I just don't know why he’s holding it or why he’s looking at me like that.
“I believe that you once bragged to me about the amount of words you could read in a minute, so this should be pretty obvious,” Dylan says evenly, tapping the front of it.
I push back the sleeves of his hoodie to accept the box in my hands.
It’s so light and beautiful, and I could weep over that alone.
“Am I dreaming?” It seems like a very real possibility.
“No, but you are coming off of a decent buzz from what I can tell.”
I try to hand it back to him. “I can’t accept this, Dylan. Really, it’s way too much.”
He rolls his eyes. “Do I really need to explain to you the proper etiquette in giving and receiving gifts? If anything, I’m doing myself a favor so I don’t have to watch your hair grow three sizes in frustration every time you use your computer.”
There’s that self-preservation again.
Gift giving, while it seems altruistic, is actually very selfish.
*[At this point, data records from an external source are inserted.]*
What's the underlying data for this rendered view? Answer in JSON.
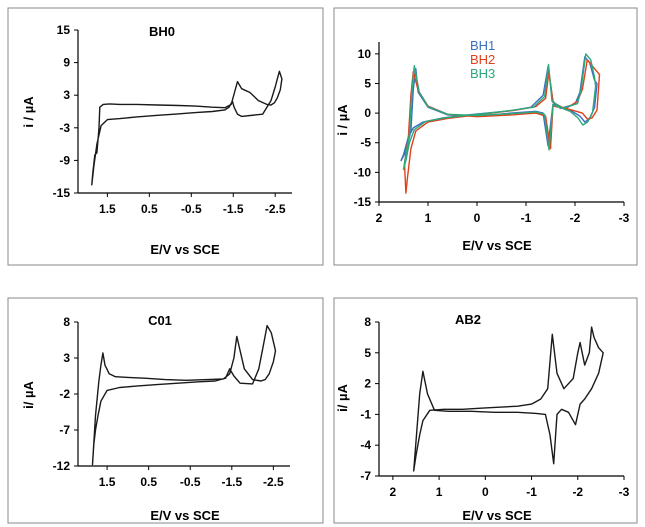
{
  "chart_data": [
    {
      "type": "line",
      "title": "BH0",
      "xlabel": "E/V vs SCE",
      "ylabel": "i / µA",
      "xlim": [
        2.2,
        -2.9
      ],
      "ylim": [
        -15,
        15
      ],
      "x_ticks": [
        "1.5",
        "0.5",
        "-0.5",
        "-1.5",
        "-2.5"
      ],
      "x_tick_values": [
        1.5,
        0.5,
        -0.5,
        -1.5,
        -2.5
      ],
      "y_ticks": [
        "15",
        "9",
        "3",
        "-3",
        "-9",
        "-15"
      ],
      "y_tick_values": [
        15,
        9,
        3,
        -3,
        -9,
        -15
      ],
      "legend": [],
      "series": [
        {
          "color": "#1a1a1a",
          "x": [
            1.87,
            1.82,
            1.75,
            1.65,
            1.5,
            1.2,
            0.8,
            0.3,
            -0.1,
            -0.6,
            -1.0,
            -1.3,
            -1.4,
            -1.48,
            -1.52,
            -1.6,
            -1.7,
            -2.2,
            -2.4,
            -2.5,
            -2.55,
            -2.6,
            -2.66,
            -2.62,
            -2.55,
            -2.48,
            -2.4,
            -2.3,
            -2.1,
            -1.9,
            -1.7,
            -1.6,
            -1.53,
            -1.45,
            -1.3,
            -1.0,
            -0.6,
            -0.2,
            0.3,
            0.8,
            1.2,
            1.45,
            1.6,
            1.68,
            1.7,
            1.75,
            1.8,
            1.85,
            1.87
          ],
          "y": [
            -13.5,
            -10.0,
            -6.0,
            -2.6,
            -1.5,
            -1.3,
            -1.0,
            -0.7,
            -0.5,
            -0.2,
            0.0,
            0.3,
            0.8,
            1.9,
            0.8,
            -0.5,
            -0.9,
            -0.5,
            2.0,
            4.5,
            6.0,
            7.4,
            6.0,
            4.0,
            2.5,
            1.6,
            1.2,
            1.3,
            2.0,
            3.5,
            4.2,
            5.5,
            3.5,
            1.3,
            0.7,
            0.8,
            1.0,
            1.1,
            1.2,
            1.3,
            1.3,
            1.4,
            1.3,
            0.8,
            -3.0,
            -7.6,
            -8.0,
            -11.5,
            -13.5
          ]
        }
      ]
    },
    {
      "type": "line",
      "title": "",
      "xlabel": "E/V vs SCE",
      "ylabel": "i / µA",
      "xlim": [
        2.0,
        -3.0
      ],
      "ylim": [
        -15,
        12
      ],
      "x_ticks": [
        "2",
        "1",
        "0",
        "-1",
        "-2",
        "-3"
      ],
      "x_tick_values": [
        2,
        1,
        0,
        -1,
        -2,
        -3
      ],
      "y_ticks": [
        "10",
        "5",
        "0",
        "-5",
        "-10",
        "-15"
      ],
      "y_tick_values": [
        10,
        5,
        0,
        -5,
        -10,
        -15
      ],
      "legend": [
        "BH1",
        "BH2",
        "BH3"
      ],
      "legend_colors": [
        "#3a6fc4",
        "#e0401c",
        "#2ca87a"
      ],
      "series": [
        {
          "name": "BH1",
          "color": "#3a6fc4",
          "x": [
            1.55,
            1.5,
            1.4,
            1.3,
            1.1,
            0.7,
            0.3,
            -0.2,
            -0.7,
            -1.1,
            -1.35,
            -1.45,
            -1.55,
            -1.7,
            -2.0,
            -2.1,
            -2.2,
            -2.3,
            -2.4,
            -2.45,
            -2.4,
            -2.3,
            -2.2,
            -2.1,
            -1.9,
            -1.55,
            -1.45,
            -1.35,
            -1.2,
            -0.7,
            0.0,
            0.6,
            1.0,
            1.2,
            1.25,
            1.3,
            1.35,
            1.45,
            1.55
          ],
          "y": [
            -8.0,
            -7.0,
            -4.0,
            -2.5,
            -1.5,
            -0.8,
            -0.4,
            0.0,
            0.4,
            1.0,
            3.0,
            7.8,
            2.0,
            0.8,
            1.5,
            3.5,
            9.5,
            8.5,
            5.5,
            5.0,
            1.0,
            -1.0,
            -1.5,
            -0.5,
            0.5,
            1.5,
            -5.5,
            0.0,
            0.3,
            0.0,
            -0.5,
            -0.3,
            1.0,
            3.5,
            7.5,
            4.0,
            -3.0,
            -6.5,
            -8.0
          ]
        },
        {
          "name": "BH2",
          "color": "#e0401c",
          "x": [
            1.45,
            1.42,
            1.35,
            1.25,
            1.0,
            0.6,
            0.2,
            -0.3,
            -0.8,
            -1.2,
            -1.4,
            -1.47,
            -1.55,
            -1.8,
            -2.05,
            -2.15,
            -2.25,
            -2.35,
            -2.45,
            -2.5,
            -2.45,
            -2.35,
            -2.25,
            -2.15,
            -1.9,
            -1.55,
            -1.5,
            -1.4,
            -1.2,
            -0.7,
            0.0,
            0.6,
            1.0,
            1.2,
            1.3,
            1.35,
            1.4,
            1.48,
            1.45
          ],
          "y": [
            -13.5,
            -11.0,
            -6.0,
            -3.0,
            -1.5,
            -0.9,
            -0.5,
            0.0,
            0.5,
            1.1,
            2.5,
            7.0,
            1.8,
            0.7,
            2.0,
            4.0,
            9.0,
            8.0,
            7.0,
            6.5,
            0.5,
            -0.8,
            -1.0,
            0.0,
            0.6,
            1.2,
            -6.0,
            -0.5,
            0.0,
            -0.3,
            -0.6,
            -0.2,
            1.2,
            3.8,
            7.0,
            3.0,
            -4.0,
            -8.5,
            -13.5
          ]
        },
        {
          "name": "BH3",
          "color": "#2ca87a",
          "x": [
            1.5,
            1.45,
            1.38,
            1.28,
            1.05,
            0.65,
            0.25,
            -0.25,
            -0.75,
            -1.15,
            -1.38,
            -1.46,
            -1.53,
            -1.75,
            -2.05,
            -2.12,
            -2.22,
            -2.32,
            -2.4,
            -2.42,
            -2.36,
            -2.26,
            -2.16,
            -2.06,
            -1.9,
            -1.55,
            -1.47,
            -1.38,
            -1.2,
            -0.7,
            0.0,
            0.6,
            1.0,
            1.18,
            1.28,
            1.33,
            1.38,
            1.46,
            1.5
          ],
          "y": [
            -9.5,
            -8.0,
            -5.0,
            -2.8,
            -1.4,
            -0.8,
            -0.4,
            0.0,
            0.5,
            1.0,
            2.8,
            8.2,
            2.0,
            0.8,
            1.6,
            3.8,
            10.0,
            9.0,
            6.0,
            4.5,
            0.2,
            -1.5,
            -2.0,
            -0.8,
            0.3,
            1.4,
            -6.2,
            -0.2,
            0.2,
            -0.1,
            -0.4,
            -0.2,
            1.1,
            3.6,
            8.0,
            3.5,
            -3.5,
            -7.5,
            -9.5
          ]
        }
      ]
    },
    {
      "type": "line",
      "title": "C01",
      "xlabel": "E/V vs SCE",
      "ylabel": "i/ µA",
      "xlim": [
        2.2,
        -2.9
      ],
      "ylim": [
        -12,
        8
      ],
      "x_ticks": [
        "1.5",
        "0.5",
        "-0.5",
        "-1.5",
        "-2.5"
      ],
      "x_tick_values": [
        1.5,
        0.5,
        -0.5,
        -1.5,
        -2.5
      ],
      "y_ticks": [
        "8",
        "3",
        "-2",
        "-7",
        "-12"
      ],
      "y_tick_values": [
        8,
        3,
        -2,
        -7,
        -12
      ],
      "legend": [],
      "series": [
        {
          "color": "#1a1a1a",
          "x": [
            1.85,
            1.82,
            1.78,
            1.72,
            1.65,
            1.5,
            1.2,
            0.8,
            0.3,
            -0.2,
            -0.7,
            -1.1,
            -1.35,
            -1.45,
            -1.55,
            -1.7,
            -2.0,
            -2.15,
            -2.25,
            -2.35,
            -2.45,
            -2.55,
            -2.5,
            -2.4,
            -2.3,
            -2.2,
            -2.0,
            -1.8,
            -1.62,
            -1.55,
            -1.45,
            -1.3,
            -0.9,
            -0.4,
            0.1,
            0.6,
            1.0,
            1.3,
            1.45,
            1.55,
            1.6,
            1.65,
            1.7,
            1.78,
            1.85
          ],
          "y": [
            -11.8,
            -9.0,
            -7.0,
            -5.0,
            -3.0,
            -1.5,
            -1.1,
            -0.9,
            -0.7,
            -0.5,
            -0.3,
            -0.2,
            0.2,
            1.5,
            0.5,
            -0.5,
            -0.6,
            1.5,
            4.5,
            7.5,
            6.5,
            4.0,
            2.5,
            0.8,
            0.0,
            -0.2,
            0.0,
            1.5,
            6.0,
            3.0,
            0.8,
            0.1,
            0.0,
            -0.1,
            0.0,
            0.2,
            0.3,
            0.4,
            0.8,
            2.0,
            3.7,
            2.0,
            -0.3,
            -5.0,
            -11.8
          ]
        }
      ]
    },
    {
      "type": "line",
      "title": "AB2",
      "xlabel": "E/V vs SCE",
      "ylabel": "i/ µA",
      "xlim": [
        2.3,
        -3.0
      ],
      "ylim": [
        -7,
        8
      ],
      "x_ticks": [
        "2",
        "1",
        "0",
        "-1",
        "-2",
        "-3"
      ],
      "x_tick_values": [
        2,
        1,
        0,
        -1,
        -2,
        -3
      ],
      "y_ticks": [
        "8",
        "5",
        "2",
        "-1",
        "-4",
        "-7"
      ],
      "y_tick_values": [
        8,
        5,
        2,
        -1,
        -4,
        -7
      ],
      "legend": [],
      "series": [
        {
          "color": "#1a1a1a",
          "x": [
            1.55,
            1.5,
            1.42,
            1.35,
            1.2,
            0.9,
            0.5,
            0.1,
            -0.3,
            -0.7,
            -1.0,
            -1.2,
            -1.35,
            -1.45,
            -1.55,
            -1.7,
            -1.9,
            -2.0,
            -2.05,
            -2.15,
            -2.25,
            -2.3,
            -2.35,
            -2.45,
            -2.55,
            -2.45,
            -2.3,
            -2.15,
            -2.05,
            -1.95,
            -1.8,
            -1.65,
            -1.55,
            -1.48,
            -1.4,
            -1.3,
            -1.1,
            -0.7,
            -0.2,
            0.3,
            0.8,
            1.1,
            1.25,
            1.35,
            1.42,
            1.48,
            1.55
          ],
          "y": [
            -6.5,
            -5.0,
            -3.0,
            -1.6,
            -0.6,
            -0.5,
            -0.5,
            -0.4,
            -0.3,
            -0.2,
            0.0,
            0.5,
            1.5,
            6.8,
            3.0,
            1.5,
            2.5,
            5.0,
            6.0,
            3.8,
            5.0,
            7.5,
            6.5,
            5.5,
            5.0,
            3.0,
            1.5,
            0.5,
            0.0,
            -2.0,
            -0.8,
            -0.5,
            -1.0,
            -5.8,
            -3.0,
            -1.0,
            -0.9,
            -0.8,
            -0.8,
            -0.7,
            -0.7,
            -0.6,
            1.0,
            3.2,
            1.0,
            -2.5,
            -6.5
          ]
        }
      ]
    }
  ]
}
You want to give to someone something to make them feel a certain way because you care about them. I see it every single birthday on my parents’ faces as they watch James and me tear open the presents that they spend the other three hundred and sixty-four days tracking down for us.
Dylan won’t allow me to reject this gift.
And I shouldn’t deny it. I should revel in the fact that he made an effort to do something for me.
Plus, I really want it. Really, really want it.
“What kind of writer doesn’t have a working computer, Reed?” Dylan questions, pushing me to accept the gift.
“One that still can use pen and paper just fine,” I pose just for the sake of arguing.
“It’s the least I can do to thank you for saving my ass this semester. I mean, it’s just a computer. It won’t even make a dent in my weekly allowance.”
“You get an allowance?” For some reason, that’s just as odd to me as Dylan actually getting me a gift.
I don’t think he told me that information to brag or make me feel less adequate, but it only further confirms how different our lives are. This computer is going to be a game-changer for me and one less financial burden I have in the future, but to him, it’s just another swipe of a credit card.
Dylan helps me open it. “Peeling off the film from the screen is the best part of getting any new Apple product.”
I don’t disagree, so I let him have the glory of it for this.
“You should have the honors,” I insist. “After all, it was your money that made it possible.”
“I’ll accept a dedication in your first bestseller as repayment for this,” Dylan says once we have unpacked it and made it through all the startup menus. “I’ll probably fall asleep after that page, though, because I don’t need a regurgitation of your study habits or whatever else you want to teach people about.”
I shake my head. “I don’t want to write those kinds of books.”
“What kind do you want to write?”
At first, I think he’s mocking me. I’ve been conditioned by James and my own preconceptions to believe that Dylan gets off on making me feel like garbage, but I’m starting to learn that it’s not the case. One look at him confirms it.